Americans Forget Climate Change as CCP Virus Dominates Airwaves

Americans Forget Climate Change as CCP Virus Dominates Airwaves
A sign advises people to observe social distancing guidelines outside Ford's Chicago Assembly Plant in Chicago, Ill., on May 20, 2020. (Scott Olson/Getty Images)
Alan McDonnell
8/14/2020
Updated:
8/14/2020
Researchers at the University of Colorado (CU) Boulder have found that with the CCP (Chinese Communist Party) virus dominating media coverage in recent weeks and months, large numbers of Americans have turned their attention away from worrying about climate change and the environment to focus on the global pandemic.
“If a threat seems physically distant, far in the future, too abstract or if we are just too distracted to notice it, our perception of risk declines,” senior author Leaf Van Boven, a professor of psychology and neuroscience at Boulder, told Science Daily. “Climate change is the prototypical example.”
Instead of using a questionnaire to ask a sample of the population what they were worried about, Van Boven and fellow researchers from CU analyzed Google search behavior to estimate public concern for the issue of climate change. The researchers found that as media coverage of the CCP virus increased, interest in other areas of public concern—including climate—had plummeted.

Greta Led the Way

The most recent spike in U.S.-based Google searches on the issue of climate change came in late September 2019. Interestingly, the peak in interest coincided with the visit of then-16-year-old Swedish climate activist Greta Thunberg to the United Nations Climate Action Summit in New York, where she delivered a speech to world leaders.
Greta Thunberg speaks at the United Nations during a summit on climate change, in New York City, on Sept. 23, 2019. (Spencer Platt/Getty Images)
Greta Thunberg speaks at the United Nations during a summit on climate change, in New York City, on Sept. 23, 2019. (Spencer Platt/Getty Images)

Thunberg accused politicians of coming to young people for hope in the face of impending climate catastrophe before accusing global leaders of stealing her childhood and her dreams for the future with their “empty words.”
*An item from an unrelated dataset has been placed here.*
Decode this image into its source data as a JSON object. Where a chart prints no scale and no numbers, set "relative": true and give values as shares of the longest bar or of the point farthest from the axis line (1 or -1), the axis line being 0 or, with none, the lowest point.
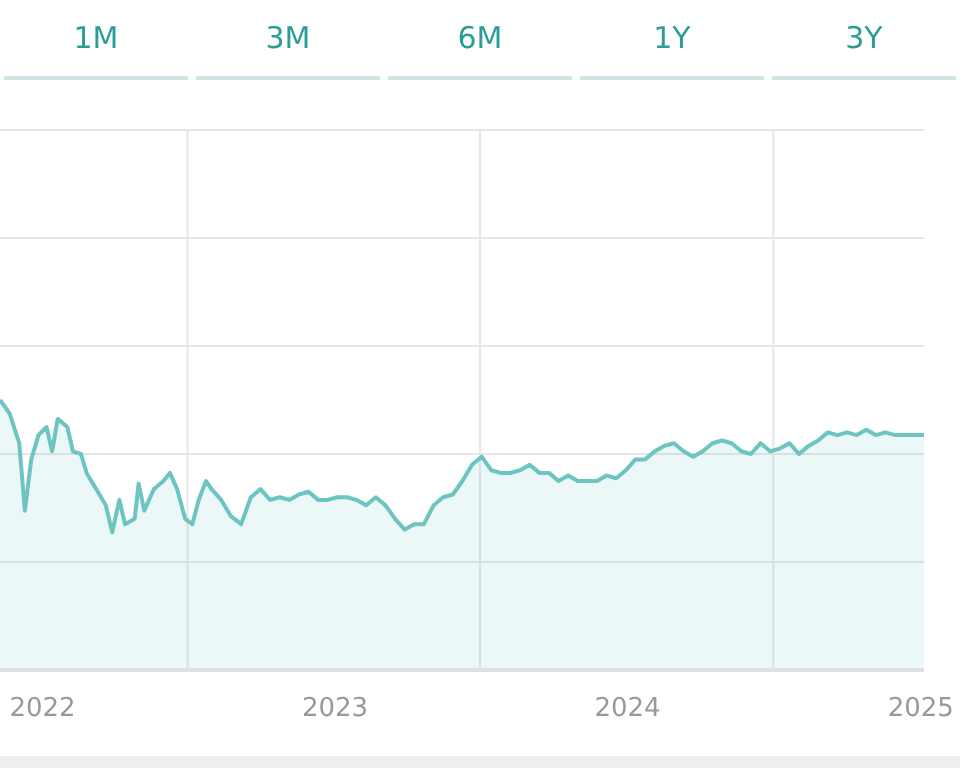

As the video of Thunberg’s speech spread on television and social media, web searches for the term “climate change” reached levels that analysts had not seen in years. At the end of 2019, Thunberg graced Time magazine’s cover as its ‘Person of the Year’—with the magazine claiming that it selects an individual based on how much they are perceived to have influenced events that year.
By the summer of 2020, however, Google analytics data showed that searches for information on environmental issues had reached new lows, as the CCP virus crisis monopolized headlines around the world.

Perceptions of Risk

Van Boven told Science Daily that directing one’s attention to an environmental risk for even a short period of time can make it appear to be more frightening and, thus, cause the observer to consider it to be more in need of resolution. “On the flip side,” Van Boven said, “if you are not actively paying attention, the risk seems less dangerous and less important to address.”
Smoke emerges from a large stack at the coal-fired Brandon Shores Power Plant in Baltimore, Md., on March 9, 2018. (Mark Wilson/Getty Images)
Smoke emerges from a large stack at the coal-fired Brandon Shores Power Plant in Baltimore, Md., on March 9, 2018. (Mark Wilson/Getty Images)
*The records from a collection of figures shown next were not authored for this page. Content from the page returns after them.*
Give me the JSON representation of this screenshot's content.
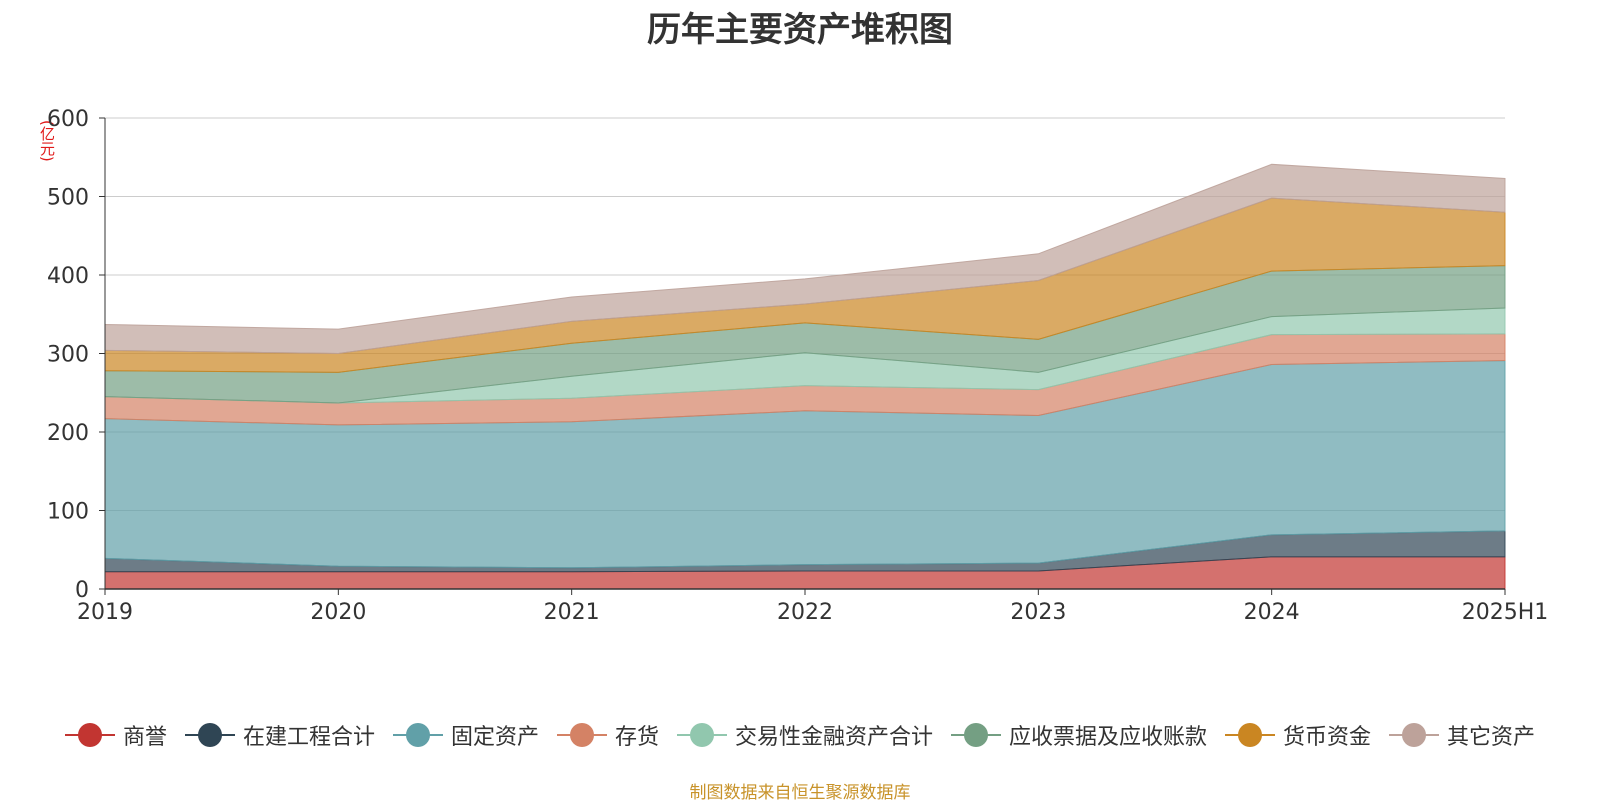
{
  "chart_data": {
    "type": "area",
    "stacked": true,
    "title": "历年主要资产堆积图",
    "unit": "(亿元)",
    "categories": [
      "2019",
      "2020",
      "2021",
      "2022",
      "2023",
      "2024",
      "2025H1"
    ],
    "ylim": [
      0,
      600
    ],
    "yticks": [
      0,
      100,
      200,
      300,
      400,
      500,
      600
    ],
    "grid": true,
    "legend_position": "bottom",
    "series": [
      {
        "name": "商誉",
        "color": "#c23531",
        "values": [
          22,
          22,
          22,
          23,
          23,
          41,
          41
        ]
      },
      {
        "name": "在建工程合计",
        "color": "#2f4554",
        "values": [
          17,
          7,
          5,
          8,
          10,
          28,
          33
        ]
      },
      {
        "name": "固定资产",
        "color": "#61a0a8",
        "values": [
          178,
          180,
          186,
          196,
          188,
          217,
          217
        ]
      },
      {
        "name": "存货",
        "color": "#d48265",
        "values": [
          28,
          28,
          30,
          32,
          33,
          38,
          34
        ]
      },
      {
        "name": "交易性金融资产合计",
        "color": "#91c7ae",
        "values": [
          0,
          0,
          28,
          42,
          22,
          23,
          33
        ]
      },
      {
        "name": "应收票据及应收账款",
        "color": "#749f83",
        "values": [
          33,
          39,
          42,
          38,
          42,
          58,
          54
        ]
      },
      {
        "name": "货币资金",
        "color": "#ca8622",
        "values": [
          26,
          24,
          28,
          24,
          75,
          93,
          68
        ]
      },
      {
        "name": "其它资产",
        "color": "#bda29a",
        "values": [
          33,
          31,
          31,
          32,
          34,
          43,
          43
        ]
      }
    ]
  },
  "source_note": "制图数据来自恒生聚源数据库"
}
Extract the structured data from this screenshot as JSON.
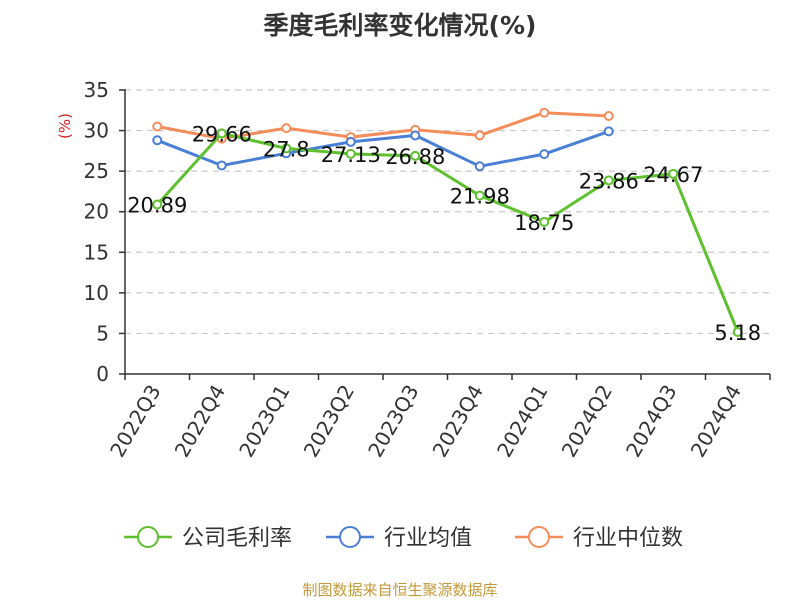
{
  "chart_data": {
    "type": "line",
    "title": "季度毛利率变化情况(%)",
    "ylabel": "(%)",
    "ylim": [
      0,
      35
    ],
    "yticks": [
      0,
      5,
      10,
      15,
      20,
      25,
      30,
      35
    ],
    "grid": true,
    "legend_position": "bottom",
    "categories": [
      "2022Q3",
      "2022Q4",
      "2023Q1",
      "2023Q2",
      "2023Q3",
      "2023Q4",
      "2024Q1",
      "2024Q2",
      "2024Q3",
      "2024Q4"
    ],
    "series": [
      {
        "name": "公司毛利率",
        "color": "#5ec02d",
        "values": [
          20.89,
          29.66,
          27.8,
          27.13,
          26.88,
          21.98,
          18.75,
          23.86,
          24.67,
          5.18
        ],
        "labels": [
          "20.89",
          "29.66",
          "27.8",
          "27.13",
          "26.88",
          "21.98",
          "18.75",
          "23.86",
          "24.67",
          "5.18"
        ]
      },
      {
        "name": "行业均值",
        "color": "#4a7fd6",
        "values": [
          28.8,
          25.7,
          27.2,
          28.6,
          29.4,
          25.6,
          27.1,
          29.9,
          null,
          null
        ]
      },
      {
        "name": "行业中位数",
        "color": "#f58d5b",
        "values": [
          30.5,
          29.0,
          30.3,
          29.2,
          30.1,
          29.4,
          32.2,
          31.8,
          null,
          null
        ]
      }
    ]
  },
  "source": {
    "text": "制图数据来自恒生聚源数据库",
    "color": "#c39a3b"
  },
  "ylabel_color": "#d42020"
}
Previous research in the field of human behavior had shown that human beings have “a finite capacity for attention to risk,” the researchers said, with the human mind conditioned to prioritize one threat to human welfare at a time. Furthermore, humans tend to rely less on reason in determining the level of risk associated with a threat, but to lean on their intuitive perception of the risk at hand—or “how something feels in the moment,” Van Boven explained.

The researchers explained that as media coverage of the CCP virus has increased, other issues are no longer being prioritized in the minds of Americans. Study co-author, Kellen Mrkva, pointed to a recent Gallup poll showing that only 2 percent of Americans view climate change as the most important issue facing the nation—down from 5 percent of respondents in late 2019.

“It’s all COVID all the time right now,” Van Boven said.

Pandemic Trumps Climate

A July 24 Harris Poll conducted for Fortune magazine seems to confirm the CU Boulder research.

“Battered by pandemic and economic collapse, do Americans have the capacity to care about the environment? Not so much,” says Harris Poll CEO, Will Johnson, citing data collected by his organization.

According to Harris Poll research from December 2019, American adults judged climate change to be the “number one issue facing society,” said Johnson. “Today, it comes in second to last on a list of a dozen options, ahead of only overpopulation.”

Johnson said that more than a third of Generation X male respondents now say climate change is unimportant, though the issue remains a concern for retirement-age women and millennial men.

Johnson also noted with concern that when the CCP virus crisis comes to an end, American adults say they intend to return to modes of behavior—in terms of consumption, transportation and energy use—that will increase their carbon footprints.